“Vous avez 8 secondes pour faire passer votre message”

Les professionnels du marketing peuvent jeter leurs vieux manuels à la poubelle. En 2016, ils doivent changer totalement la manière dont ils s’adressent à leurs clients, surtout aux plus jeunes.

“En marketing, les quatre ‘P’ – produit, place, prix et promotion – sont complètement obsolètes”, prévient Sandra Rothenberger, professeur à la Solvay Brussels School, dont elle dirige le département marketing stratégique. “À notre époque numérique, on ne vend plus de produits mais des solutions. Il ne s’agit pas de l’endroit où un client peut acheter un produit ou un service, mais de l’accès que vous lui ouvrez à n’importe quelle heure de la journée par différents canaux.

Et au lieu du prix, nous parlons de la valeur qu’il reçoit contre son argent. La promotion est également une donnée passive, alors que le nouveau paradigme est actif et tourne autour la manière d’éduquer un client à ce qui est bon ou mauvais pour lui.” Ses propres recherches permettent à Sandra Rothenberger d’aller plus loin encore.
“Il s’agit de connaître le sentiment d’un client par rapport à un produit ou un service. Si la banque parvient à forger un lien émotionnel avec son client, ce peut être le début d’une relation durable.”

Qu’est-ce que vous ne voulez pas?

Le consommateur d’aujourd’hui est tout simplement noyé sur l’internet, remarque Sandra Rothenberger. “Il est déconcerté par la grande quantité de produits et de services qu’il y rencontre. Il recherche des solutions à ses problèmes. L’entreprise qui parvient à les lui fournir, et si possible de manière personnalisée, possède une longueur d’avance.”

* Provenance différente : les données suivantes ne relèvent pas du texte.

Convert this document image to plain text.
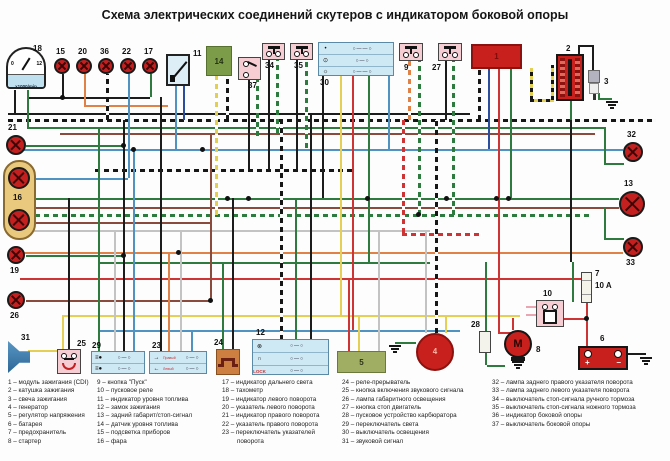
Схема электрических соединений скутеров с индикатором боковой опоры
0	12
x1000/min
14
•	○——○
⊙	○—○
☼	○——○
1
≡●	○—○
≡●	○—○
→	Правый	○—○
←	Левый	○—○
⊗	○—○
∩	○—○
LOCK	○—○
5
4
M
+	–
18 15 20 36 22 17	11
37
34	35
30
9	27
2
3
21
16
19
26
31
25 29	23	24
12
28
8
10
7
10 A
6
32
13
33
1 – модуль зажигания (CDI)
2 – катушка зажигания
3 – свеча зажигания
4 – генератор
5 – регулятор напряжения
6 – батарея
7 – предохранитель
8 – стартер
9 – кнопка "Пуск"
10 – пусковое реле
11 – индикатор уровня топлива
12 – замок зажигания
13 – задний габарит/стоп-сигнал
14 – датчик уровня топлива
15 – подсветка приборов
16 – фара
17 – индикатор дальнего света
18 – тахометр
19 – индикатор левого поворота
20 – указатель левого поворота
21 – индикатор правого поворота
22 – указатель правого поворота
23 – переключатель указателей поворота
24 – реле-прерыватель
25 – кнопка включения звукового сигнала
26 – лампа габаритного освещения
27 – кнопка стоп двигатель
28 – пусковое устройство карбюратора
29 – переключатель света
30 – выключатель освещения
31 – звуковой сигнал
32 – лампа заднего правого указателя поворота
33 – лампа заднего левого указателя поворота
34 – выключатель стоп-сигнала ручного тормоза
35 – выключатель стоп-сигнала ножного тормоза
36 – индикатор боковой опоры
37 – выключатель боковой опоры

Pour y parvenir, ces entreprises peuvent exploiter les Big Data. “Ce qui me surprend, c’est qu’un grand nombre d’entreprises ne savent tout simplement pas comment analyser et interpréter ces données pour établir ce que veut leur client, ce qu’il apprécie, ce dont il a besoin”, confie Sandra Rothenberger.
“Il est d’ailleurs étonnant que tout le monde demande toujours: que voulez-vous? Pourtant, ‘qu’est-ce que vous ne voulez pas?’ est une question au moins aussi intéressante mais qui n’est presque jamais posée. Les entreprises doivent également identifier les services qui n’intéressent pas leurs clients et en tirer des enseignements.”

Attention

Bien que ces services doivent être aussi personnalisés que possible, le professeur a également mené des recherches concernant les caractéristiques des différentes générations de clients. “Vous avez en moyenne 30 secondes pour informer des baby-boomers sur votre produit avant de perdre leur attention.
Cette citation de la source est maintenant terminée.